This poem actually forms part of a collection published in 1941, but for me it evokes, in the way that MacNeice does better than anyone, even Auden, the claustrophobic, angst-laden feel of the nineteen-thirties, that uneasy sense of impending doom, like a shadow waiting at the end of the corridor. Which does not stop it also being a beautiful love lyric.
Cradle Song for Eleanor
Sleep, my darling, sleep;
The pity of it all
Is all we compass if
We watch disaster fall.
Put off your twenty-odd
Encumbered years and creep
Into the only heaven
The robbers’ cave of sleep.
The wild grass will whisper,
Lights of passing cars
Will streak across your dreams
And fumble at the stars;
Life will tap on the window
Only too soon again,
Life will have her answer –
Do not ask her when.
When the winsome bubble
Shivers, when the bough
Breaks, will be the moment
But not here or now.
Sleep and, asleep, forget
The watchers on the wall
Awake all night who know
The pity of it all.
Poetry and politics do not always mix well, but one has to admire poets who are not afraid to engage with the big issues of their day, and they don’t come much bigger than the one addressed by Louis MacNeice in this poem, written after the bombing of Hiroshima and Nagasaki.
From ‘Notes for a Biography’
‘Now follow our pointer; look, here is Japan
Where man must now make what he chooses of man,
And these towns are selected to pay for their crime –
A milestone in history, a gravestone in time.
When I first heard the news, to my shame I was glad;
When I next read the news I thought man had gone mad,
And every day since the more news that I read
I too would plead guilty – but where can I plead?
For no one will listen, however I rage;
I am not of their temper and not of this age.
Outnumbered, outmoded, I only can pray
Commonsense, if not love, will still carry the day.
The glamour of the end attic, the smell
Of old leather trunks – Perdita, where have you been
Hiding all these years?

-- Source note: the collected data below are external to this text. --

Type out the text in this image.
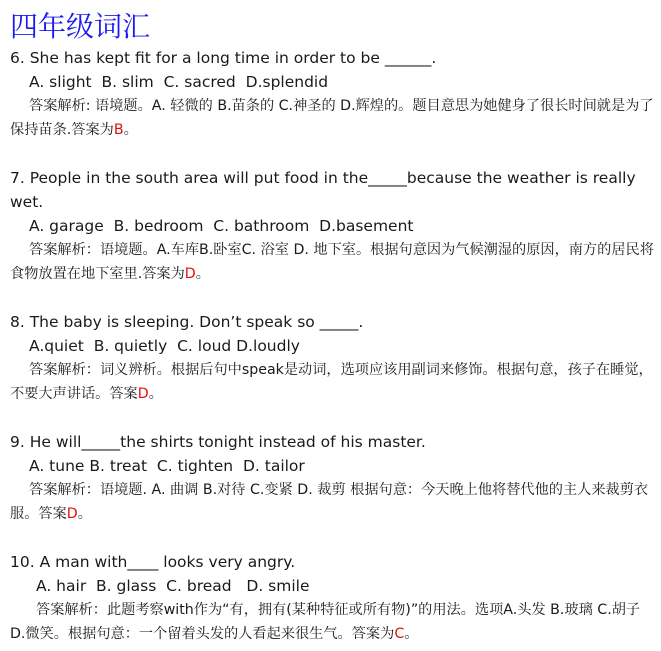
四年级词汇

6. She has kept fit for a long time in order to be ______.

A. slight  B. slim  C. sacred  D.splendid

答案解析: 语境题。A. 轻微的 B.苗条的 C.神圣的 D.辉煌的。题目意思为她健身了很长时间就是为了 保持苗条.答案为B。

7. People in the south area will put food in the_____because the weather is really wet.

A. garage  B. bedroom  C. bathroom  D.basement

答案解析：语境题。A.车库B.卧室C. 浴室 D. 地下室。根据句意因为气候潮湿的原因，南方的居民将 食物放置在地下室里.答案为D。

8. The baby is sleeping. Don’t speak so _____.

A.quiet  B. quietly  C. loud D.loudly

答案解析：词义辨析。根据后句中speak是动词，选项应该用副词来修饰。根据句意，孩子在睡觉， 不要大声讲话。答案D。

9. He will_____the shirts tonight instead of his master.

A. tune B. treat  C. tighten  D. tailor

答案解析：语境题. A. 曲调 B.对待 C.变紧 D. 裁剪 根据句意：今天晚上他将替代他的主人来裁剪衣 服。答案D。

10. A man with____ looks very angry.

A. hair  B. glass  C. bread   D. smile

答案解析：此题考察with作为“有，拥有(某种特征或所有物)”的用法。选项A.头发 B.玻璃 C.胡子 D.微笑。根据句意：一个留着头发的人看起来很生气。答案为C。
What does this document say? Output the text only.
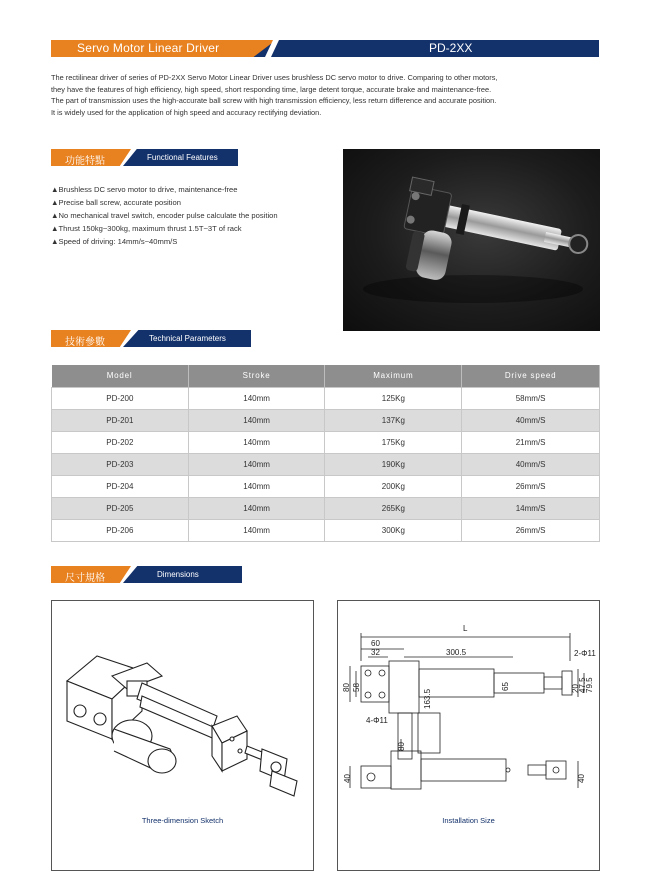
Servo Motor Linear Driver	PD-2XX
The rectilinear driver of series of PD-2XX Servo Motor Linear Driver uses brushless DC servo motor to drive. Comparing to other motors,
they have the features of high efficiency, high speed, short responding time, large detent torque, accurate brake and maintenance-free.
The part of transmission uses the high-accurate ball screw with high transmission efficiency, less return difference and accurate position.
It is widely used for the application of high speed and accuracy rectifying deviation.
功能特點	Functional Features
▲Brushless DC servo motor to drive, maintenance-free
▲Precise ball screw, accurate position
▲No mechanical travel switch, encoder pulse calculate the position
▲Thrust 150kg~300kg, maximum thrust 1.5T~3T of rack
▲Speed of driving: 14mm/s~40mm/S
技術參數	Technical Parameters
Model	Stroke	Maximum	Drive speed
PD-200	140mm	125Kg	58mm/S
PD-201	140mm	137Kg	40mm/S
PD-202	140mm	175Kg	21mm/S
PD-203	140mm	190Kg	40mm/S
PD-204	140mm	200Kg	26mm/S
PD-205	140mm	265Kg	14mm/S
PD-206	140mm	300Kg	26mm/S
尺寸規格	Dimensions
Three-dimension Sketch
L
60
32	300.5	2-Φ11
80 58
4-Φ11
163.5
65	20
47.5
79.5
80
40	40
Installation Size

Somewhere or other a green
Flag is waving under an iron vault
And a brass bell is the herald of green country
And the wind is in the wires and the broom is gold.
Perdita, what became of all the things
We said that we should do? The cobwebs cover
The labels of Tyrol. The time is over-
Due and in some metropolitan station
Among the clank of cans and the roistering files
Of steam the caterpillars wait for wings.
For me, MacNeice in many ways wears the best of the thirties poets, being closest to the common human experience. If a primary purpose of poetry is to answer the question ‘What was it like to be alive?’ his long poem ‘Autumn Journal’ does a good job for those times. But he was also, as shown here, a master of the idiosyncratic shorter lyric.